Los beneficios de la música para la salud

Hace algún tiempo que le doy vueltas en la cabeza a la idea de escribir sobre los beneficios de la música para la salud, sobre todo desde que hace unas semanas recurrí a cantar una canción a uno de mis hijos cuando lloraba desconsolado, más por cansancio que por aquello que en realidad le había sucedido.

Lo abracé, lo mecí y le canturreé una breve canción que inventé cuando el mayor era un bebé. Mano de santo. Se tranquilizó enseguida y recordé algunas de las noches de cuando eran bebés.

A veces los bebés lloran y no sabes muy bien cómo tranquilizarles; sabes que no es hambre, ni sed, están secos, han expulsado gases… puede llegar a ser desesperante, pero abrazarles y cantarles suavemente una canción (mejor siempre la misma) es un recurso a tener muy en cuenta.

Además, estos días hemos escuchado la noticia de que hay personas “insensibles a la música”, según un estudio realizado por miembros del Instituto de Investigaciones Biomédicas de Bellvitge y de la Universidad de Barcelona.

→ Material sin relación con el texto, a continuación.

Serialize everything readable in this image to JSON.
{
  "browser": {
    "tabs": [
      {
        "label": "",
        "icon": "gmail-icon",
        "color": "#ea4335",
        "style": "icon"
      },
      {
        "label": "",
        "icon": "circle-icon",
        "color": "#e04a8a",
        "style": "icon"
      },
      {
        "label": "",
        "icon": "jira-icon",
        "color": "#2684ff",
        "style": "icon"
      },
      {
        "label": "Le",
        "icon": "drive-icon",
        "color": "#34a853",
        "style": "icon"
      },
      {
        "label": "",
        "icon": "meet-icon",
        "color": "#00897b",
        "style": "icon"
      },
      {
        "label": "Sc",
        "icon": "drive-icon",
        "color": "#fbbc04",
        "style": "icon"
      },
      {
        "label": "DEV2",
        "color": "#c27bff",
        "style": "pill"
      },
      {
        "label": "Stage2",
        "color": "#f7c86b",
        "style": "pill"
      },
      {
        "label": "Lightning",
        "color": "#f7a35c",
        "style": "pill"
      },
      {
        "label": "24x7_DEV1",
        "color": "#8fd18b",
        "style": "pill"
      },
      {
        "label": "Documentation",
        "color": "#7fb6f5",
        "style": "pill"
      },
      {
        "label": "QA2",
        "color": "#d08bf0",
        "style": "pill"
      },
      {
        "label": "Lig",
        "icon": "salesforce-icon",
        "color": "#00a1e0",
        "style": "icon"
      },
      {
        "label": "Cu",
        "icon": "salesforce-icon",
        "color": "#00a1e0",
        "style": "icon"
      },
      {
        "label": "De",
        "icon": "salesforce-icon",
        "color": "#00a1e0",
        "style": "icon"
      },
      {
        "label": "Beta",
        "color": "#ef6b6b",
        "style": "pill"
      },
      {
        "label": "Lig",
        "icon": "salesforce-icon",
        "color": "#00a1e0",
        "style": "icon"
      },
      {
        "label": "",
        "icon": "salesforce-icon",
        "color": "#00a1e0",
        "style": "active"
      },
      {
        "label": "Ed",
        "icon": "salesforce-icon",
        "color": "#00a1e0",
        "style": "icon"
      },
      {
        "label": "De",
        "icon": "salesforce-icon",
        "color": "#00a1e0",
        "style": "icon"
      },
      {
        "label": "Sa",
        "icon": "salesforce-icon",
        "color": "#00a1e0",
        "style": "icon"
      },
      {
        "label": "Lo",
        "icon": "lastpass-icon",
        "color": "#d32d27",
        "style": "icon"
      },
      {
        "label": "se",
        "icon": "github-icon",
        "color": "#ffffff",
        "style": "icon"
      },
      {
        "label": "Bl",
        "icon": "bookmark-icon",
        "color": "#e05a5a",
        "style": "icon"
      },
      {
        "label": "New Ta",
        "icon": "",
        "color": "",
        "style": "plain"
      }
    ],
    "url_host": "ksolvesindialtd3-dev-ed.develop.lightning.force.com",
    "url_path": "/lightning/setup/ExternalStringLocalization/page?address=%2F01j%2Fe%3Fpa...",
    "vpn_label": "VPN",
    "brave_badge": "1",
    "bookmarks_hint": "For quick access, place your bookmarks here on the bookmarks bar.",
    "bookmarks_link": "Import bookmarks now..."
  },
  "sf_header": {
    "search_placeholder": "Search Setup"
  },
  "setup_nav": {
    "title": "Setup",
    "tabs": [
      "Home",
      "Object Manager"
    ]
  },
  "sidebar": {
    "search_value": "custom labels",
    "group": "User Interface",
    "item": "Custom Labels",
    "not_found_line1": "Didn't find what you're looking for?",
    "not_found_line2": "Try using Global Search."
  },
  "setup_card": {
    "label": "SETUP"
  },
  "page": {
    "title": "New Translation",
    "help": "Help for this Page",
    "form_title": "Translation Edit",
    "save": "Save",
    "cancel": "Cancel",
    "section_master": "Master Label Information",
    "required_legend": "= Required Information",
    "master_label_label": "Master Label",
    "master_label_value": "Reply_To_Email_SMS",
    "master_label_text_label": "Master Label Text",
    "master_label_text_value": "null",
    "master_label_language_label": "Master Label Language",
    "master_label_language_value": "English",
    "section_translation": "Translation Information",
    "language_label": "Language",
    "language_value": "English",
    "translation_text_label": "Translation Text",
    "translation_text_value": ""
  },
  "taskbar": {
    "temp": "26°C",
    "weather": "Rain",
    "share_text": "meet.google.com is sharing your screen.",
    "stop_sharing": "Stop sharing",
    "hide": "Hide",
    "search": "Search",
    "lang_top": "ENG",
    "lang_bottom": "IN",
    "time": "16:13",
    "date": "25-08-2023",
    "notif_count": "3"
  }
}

La investigación parte de la base de que la música se ha considerado desde siempre una fuente de placer universal pese a no existir estudios que lo probaran y llega a la conclusión de que existen personas con baja sensibilidad a la música, personas que no encuentran la música placentera aunque sí disfrutan de otros estímulos gratificantes.

Volviendo al tema de esta entrada, la realidad es que la mayoría de las personas sí somos sensibles a la música, aunque no nos gusten a todos los mismos estilos musicales e incluso, nuestro propio gusto musical haya cambiado con los años.

La música como instrumento terapéutico

Si tú eres una de estas personas, probablemente habrás experimentado en más de una ocasión la influencia de la música en tu estado de ánimo; habrás sentido su fuerza para evocar recuerdos asociados a una canción o estilo de música. La música no es únicamente una fuente de placer para tus oídos, todo el cuerpo responde a ella al escuchar la que te gusta y con la que disfrutas.

Tanto es así, que en la actualidad existe una disciplina de salud denominada musicoterapia, definida por la RAE como el empleo de la música con fines terapéuticos, por lo general psicológicos.

En la presentación de debajo se describen los efectos que la musicoterapia tiene en la fisiología, la comunicación, la afectividad, la sensibilidad, la salud, en geriatría, embarazadas, niños…. pero una de las cosas que más me ha gustado de la presentación es que indica canciones adecuadas para determinados casos: “Las Cuatro Estaciones de Vivaldi” para mujeres embarazadas o el “Concierto de Aranjuez de Rodrigo” para la ansiedad, entre otras.

En definitiva, la música es medicina emocional, y además:

  • Aumenta el rendimiento durante el ejercicio físico
  • Aumenta el rendimiento de la memoria y el aprendizaje
  • Ayuda a mantener la concentración y la atención
  • Mejora el movimiento y la coordinación del cuerpo
  • Ayuda a combatir el estrés
  • Ayuda a conciliar el sueño
  • Favorece el optimismo
  • Es eficaz para el dolor
  • Reduce la presión arterial
  • Reduce la frecuencia cardíaca
  • Aumenta la inmunidad

Así que, si no tienes el hábito de escuchar música o no encuentras el momento para hacerlo, elige la que más te guste y hazle un hueco -aunque sólo sea un par de veces a la semana- mientras vas en el coche o en el metro, lees un libro, planchas, pasas el rato en Facebook o simplemente ponte unos auriculares y sal a pasear, de paso harás algo de ejercicio físico.

¿Sueles escuchar música con intención “terapéutica”? ¿O simplemente la disfrutas sin más?